3D polarization possible, or is it always 2D: Horizontal, Vertical? A photon can be polarized vertically or horizontally (or linear combination of such):
$$
|\psi \rangle = \alpha |H \rangle + \beta | V \rangle
$$
Are there physical systems which can polarize in 3 dimensions:
$$
|\psi \rangle = \alpha |H \rangle + \beta | V \rangle + \gamma|D\rangle
$$
 A: For photons, you will never be able to have such polarisation:
$$
|\psi \rangle = \alpha |H \rangle + \beta | V \rangle + \gamma|D\rangle
$$
where $H$, $V$, and $D$ are linearly independent. Because the photon is a spin-1 massless gauge field $A^\mu$, its $4$ degrees of freedom are reduced to $2$ because of gauge fixing and masslessness. Massless spin-1 fields have 2 degrees of freedom and can hence only have $2$ independent polarisations, usually taken to be linear/vertical or right/left circular polarisation.

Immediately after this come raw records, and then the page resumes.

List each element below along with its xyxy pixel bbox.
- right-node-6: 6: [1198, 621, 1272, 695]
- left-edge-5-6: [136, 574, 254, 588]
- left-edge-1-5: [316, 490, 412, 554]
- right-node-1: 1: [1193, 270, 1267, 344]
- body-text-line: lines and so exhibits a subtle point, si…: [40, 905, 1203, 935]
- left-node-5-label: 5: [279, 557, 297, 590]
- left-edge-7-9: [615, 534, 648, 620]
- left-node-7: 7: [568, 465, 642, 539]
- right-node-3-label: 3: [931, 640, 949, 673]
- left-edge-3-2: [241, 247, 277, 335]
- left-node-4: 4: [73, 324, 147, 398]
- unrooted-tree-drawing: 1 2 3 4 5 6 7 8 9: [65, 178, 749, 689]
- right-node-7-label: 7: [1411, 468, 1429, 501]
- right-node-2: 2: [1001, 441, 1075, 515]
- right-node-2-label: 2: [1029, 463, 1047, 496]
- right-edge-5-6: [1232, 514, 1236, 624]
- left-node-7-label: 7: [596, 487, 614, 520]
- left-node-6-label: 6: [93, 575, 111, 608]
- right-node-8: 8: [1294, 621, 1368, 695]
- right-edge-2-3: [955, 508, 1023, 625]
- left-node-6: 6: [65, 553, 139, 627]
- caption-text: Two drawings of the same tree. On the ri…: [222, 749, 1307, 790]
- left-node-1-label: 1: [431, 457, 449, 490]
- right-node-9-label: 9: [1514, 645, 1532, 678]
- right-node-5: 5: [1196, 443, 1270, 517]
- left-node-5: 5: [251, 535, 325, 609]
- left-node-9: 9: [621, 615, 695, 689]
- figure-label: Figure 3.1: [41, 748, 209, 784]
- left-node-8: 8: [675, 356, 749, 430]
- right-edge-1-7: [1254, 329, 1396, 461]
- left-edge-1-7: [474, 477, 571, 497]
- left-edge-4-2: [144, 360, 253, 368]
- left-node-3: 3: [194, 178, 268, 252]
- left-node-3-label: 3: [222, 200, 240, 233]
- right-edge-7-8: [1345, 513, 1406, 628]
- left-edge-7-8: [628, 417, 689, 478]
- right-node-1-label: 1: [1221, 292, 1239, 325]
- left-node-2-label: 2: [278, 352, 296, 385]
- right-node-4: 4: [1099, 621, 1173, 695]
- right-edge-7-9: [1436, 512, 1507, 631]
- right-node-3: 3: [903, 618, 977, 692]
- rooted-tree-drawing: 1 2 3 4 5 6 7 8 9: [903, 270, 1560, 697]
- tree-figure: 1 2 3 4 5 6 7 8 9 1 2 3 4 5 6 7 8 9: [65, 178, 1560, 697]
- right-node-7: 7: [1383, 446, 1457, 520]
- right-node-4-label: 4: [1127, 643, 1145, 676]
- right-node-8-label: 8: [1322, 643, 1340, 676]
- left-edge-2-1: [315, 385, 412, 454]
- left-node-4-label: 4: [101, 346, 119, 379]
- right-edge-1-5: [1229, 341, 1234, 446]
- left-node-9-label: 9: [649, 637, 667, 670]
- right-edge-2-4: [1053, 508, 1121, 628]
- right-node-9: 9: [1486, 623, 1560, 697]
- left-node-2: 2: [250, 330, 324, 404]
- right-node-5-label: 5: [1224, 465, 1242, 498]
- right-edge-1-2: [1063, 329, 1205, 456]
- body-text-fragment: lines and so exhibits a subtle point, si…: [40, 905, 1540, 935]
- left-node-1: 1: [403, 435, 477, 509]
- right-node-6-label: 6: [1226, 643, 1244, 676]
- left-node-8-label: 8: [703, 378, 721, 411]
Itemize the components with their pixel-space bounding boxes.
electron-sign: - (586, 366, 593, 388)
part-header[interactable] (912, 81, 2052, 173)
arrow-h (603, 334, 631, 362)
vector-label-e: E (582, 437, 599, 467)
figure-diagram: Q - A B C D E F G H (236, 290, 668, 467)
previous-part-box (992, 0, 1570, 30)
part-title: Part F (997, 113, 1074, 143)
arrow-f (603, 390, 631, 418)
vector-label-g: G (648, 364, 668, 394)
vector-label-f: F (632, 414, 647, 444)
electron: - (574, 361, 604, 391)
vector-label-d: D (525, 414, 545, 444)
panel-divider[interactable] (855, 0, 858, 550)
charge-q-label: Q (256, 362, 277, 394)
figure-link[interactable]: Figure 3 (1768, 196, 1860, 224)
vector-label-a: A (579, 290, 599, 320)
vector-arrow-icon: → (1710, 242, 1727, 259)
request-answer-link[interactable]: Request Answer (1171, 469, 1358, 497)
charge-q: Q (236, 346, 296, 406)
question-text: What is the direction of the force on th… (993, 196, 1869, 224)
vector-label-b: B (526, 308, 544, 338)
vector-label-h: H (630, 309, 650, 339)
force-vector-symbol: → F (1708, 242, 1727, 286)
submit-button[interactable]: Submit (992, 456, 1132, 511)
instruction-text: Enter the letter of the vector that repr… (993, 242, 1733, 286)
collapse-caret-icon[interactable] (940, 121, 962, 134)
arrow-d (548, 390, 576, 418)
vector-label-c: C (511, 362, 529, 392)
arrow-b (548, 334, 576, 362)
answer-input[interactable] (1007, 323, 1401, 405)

Light can still have a "longitudinal polarisation" in waveguides and in material, and by that one usually means that there is a component of the electric field $E_z$ along the direction of propagation $\hat{\mathbf{k}}$. In free space, Maxwell's equation gives you $\mathbf{E}\times\mathbf{B} \propto \hat{\mathbf{k}}$ so $\mathbf{E} \perp \hat{\mathbf{k}}$. But you still only have two linearly independent degrees of freedom.
On the other hand, spin-$1$ massive fields may have three linearly independent polarisations, or spin orientations. For example, $W^\pm$ and $Z^0$ bosons.
A: Yes, the third polarization is called longitudinal polarization. Here is a paper describing experimentally setting up transverse and longitudinal polarization.
https://cds.cern.ch/record/183186/files/SCAN-0008023.pdf
As you mentioned, this is not for light.